Inclinons-nous donc, et reprenons la suite du sacré récit, avec un joyeux rire; car cette édifiante Genèse ne manque vraiment pas de gaîté.

Si le lecteur le veut bien, nous allons nous reporter par la pensée à ce merveilleux jardin d’Éden, où quatre grands fleuves provenant d’une seule fontaine roulent leurs eaux. Il nous semble voir Adam, se promenant dans sa propriété et se livrant aux douceurs du far-niente.

Voici quel pourrait être son monologue:

«— Je suis l’homme, et j’ai pour nom Adam; ce qui veut dire, paraît-il, «terre rouge», attendu que j’ai été fabriqué avec de l’argile, comme une vulgaire poterie… Quel est mon âge?… Je suis né il y a cinq jours; mais, selon un vieux proverbe, on a l’âge que l’on paraît. Et voilà pourquoi je puis dire qu’en réalité je suis né à l’âge de vingt-huit ans, avec toutes mes dents… Non; pas avec toutes mes dents… Il me manque encore les dents de sagesse…

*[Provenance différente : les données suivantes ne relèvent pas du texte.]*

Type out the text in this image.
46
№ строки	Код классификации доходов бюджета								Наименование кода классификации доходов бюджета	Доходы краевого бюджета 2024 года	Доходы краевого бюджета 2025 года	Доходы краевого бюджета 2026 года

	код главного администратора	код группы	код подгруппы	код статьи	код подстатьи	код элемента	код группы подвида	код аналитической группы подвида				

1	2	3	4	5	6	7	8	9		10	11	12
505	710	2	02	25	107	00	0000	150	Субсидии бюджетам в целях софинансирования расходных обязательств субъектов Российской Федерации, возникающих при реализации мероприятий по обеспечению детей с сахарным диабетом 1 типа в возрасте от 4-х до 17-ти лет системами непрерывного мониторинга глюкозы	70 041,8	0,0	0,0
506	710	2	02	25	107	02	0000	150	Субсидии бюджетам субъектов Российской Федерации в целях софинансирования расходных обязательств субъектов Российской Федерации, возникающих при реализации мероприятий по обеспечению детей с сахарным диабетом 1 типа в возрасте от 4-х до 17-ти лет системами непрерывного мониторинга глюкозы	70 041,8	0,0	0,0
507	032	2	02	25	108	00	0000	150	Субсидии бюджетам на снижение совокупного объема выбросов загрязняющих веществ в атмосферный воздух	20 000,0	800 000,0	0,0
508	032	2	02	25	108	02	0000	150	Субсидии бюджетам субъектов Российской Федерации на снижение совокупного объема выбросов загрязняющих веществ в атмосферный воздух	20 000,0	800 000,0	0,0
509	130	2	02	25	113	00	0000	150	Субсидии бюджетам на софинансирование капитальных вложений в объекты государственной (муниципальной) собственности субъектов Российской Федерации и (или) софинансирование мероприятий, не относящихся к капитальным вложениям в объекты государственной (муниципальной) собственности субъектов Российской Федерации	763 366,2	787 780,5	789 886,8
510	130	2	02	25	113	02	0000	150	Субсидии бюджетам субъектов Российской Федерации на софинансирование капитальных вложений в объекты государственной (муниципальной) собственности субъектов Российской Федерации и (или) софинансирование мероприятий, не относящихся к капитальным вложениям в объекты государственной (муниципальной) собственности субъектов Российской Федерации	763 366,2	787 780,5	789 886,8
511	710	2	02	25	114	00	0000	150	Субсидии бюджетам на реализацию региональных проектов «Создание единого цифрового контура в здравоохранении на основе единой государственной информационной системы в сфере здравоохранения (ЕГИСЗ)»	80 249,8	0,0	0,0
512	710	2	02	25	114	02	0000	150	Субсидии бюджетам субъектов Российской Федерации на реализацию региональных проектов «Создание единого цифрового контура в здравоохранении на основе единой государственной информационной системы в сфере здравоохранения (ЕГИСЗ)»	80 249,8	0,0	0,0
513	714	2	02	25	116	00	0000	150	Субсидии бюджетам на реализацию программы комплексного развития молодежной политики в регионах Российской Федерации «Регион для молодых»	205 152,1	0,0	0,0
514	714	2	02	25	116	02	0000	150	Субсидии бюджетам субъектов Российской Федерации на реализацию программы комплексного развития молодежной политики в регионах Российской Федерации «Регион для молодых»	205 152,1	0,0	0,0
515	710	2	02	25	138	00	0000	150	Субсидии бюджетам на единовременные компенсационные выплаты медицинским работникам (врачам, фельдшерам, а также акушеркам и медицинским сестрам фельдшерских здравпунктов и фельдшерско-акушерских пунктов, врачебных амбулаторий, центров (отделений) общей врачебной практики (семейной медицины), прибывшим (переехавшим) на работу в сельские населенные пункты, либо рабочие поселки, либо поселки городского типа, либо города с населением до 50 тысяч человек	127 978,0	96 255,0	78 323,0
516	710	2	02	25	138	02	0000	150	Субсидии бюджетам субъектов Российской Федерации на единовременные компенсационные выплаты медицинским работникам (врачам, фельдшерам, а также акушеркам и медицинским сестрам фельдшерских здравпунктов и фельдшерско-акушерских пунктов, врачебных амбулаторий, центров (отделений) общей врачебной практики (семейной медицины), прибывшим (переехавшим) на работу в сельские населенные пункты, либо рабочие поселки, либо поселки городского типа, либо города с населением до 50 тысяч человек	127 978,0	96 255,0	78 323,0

Très bien constitué, hein?… Dame! comment pourrais-je ne pas être un bel individu, puisque, sauf l’âge et la barbe, je suis la fidèle copie du seigneur Jéhovah, l’être le plus épatamment chic qui existe dans l’univers?… Voyez-moi cette santé, ces bras robustes, ces jarrets d’acier, des nerfs à en revendre, et, avec ça, le teint frais… Pas le moindre rhumatisme… Je dis zut aux maladies… Je n’ai même pas à craindre la petite vérole; papa Bon Dieu m’a fabriqué tout vacciné… Aussi, ce que je me gobe!… et je n’ai pas tort…

Je me la coule douce, en ce séjour charmant… pas de concierge… aucun domestique, même… Voilà une vie heureuse!… Je vais, je viens, je cueille des fruits, tous succulents, et je m’en empiffre à ma fichue fantaisie, bravant sans danger la diarrhée… Je n’éprouve aucune fatigue, si longues que soient mes promenades, quand je me couche sur l’herbe, c’est pour mon agrément…

L’autre jour, l’aimable seigneur Jéhovah m’a offert une distraction, dont je garderai toute ma vie le joyeux souvenir… Tous les animaux de la création ont passé devant moi: «Le nom que tu donneras à chaque animal vivant sera son nom», m’a dit le vieux Père Éternel… Comme attention, c’était gentil, ça!…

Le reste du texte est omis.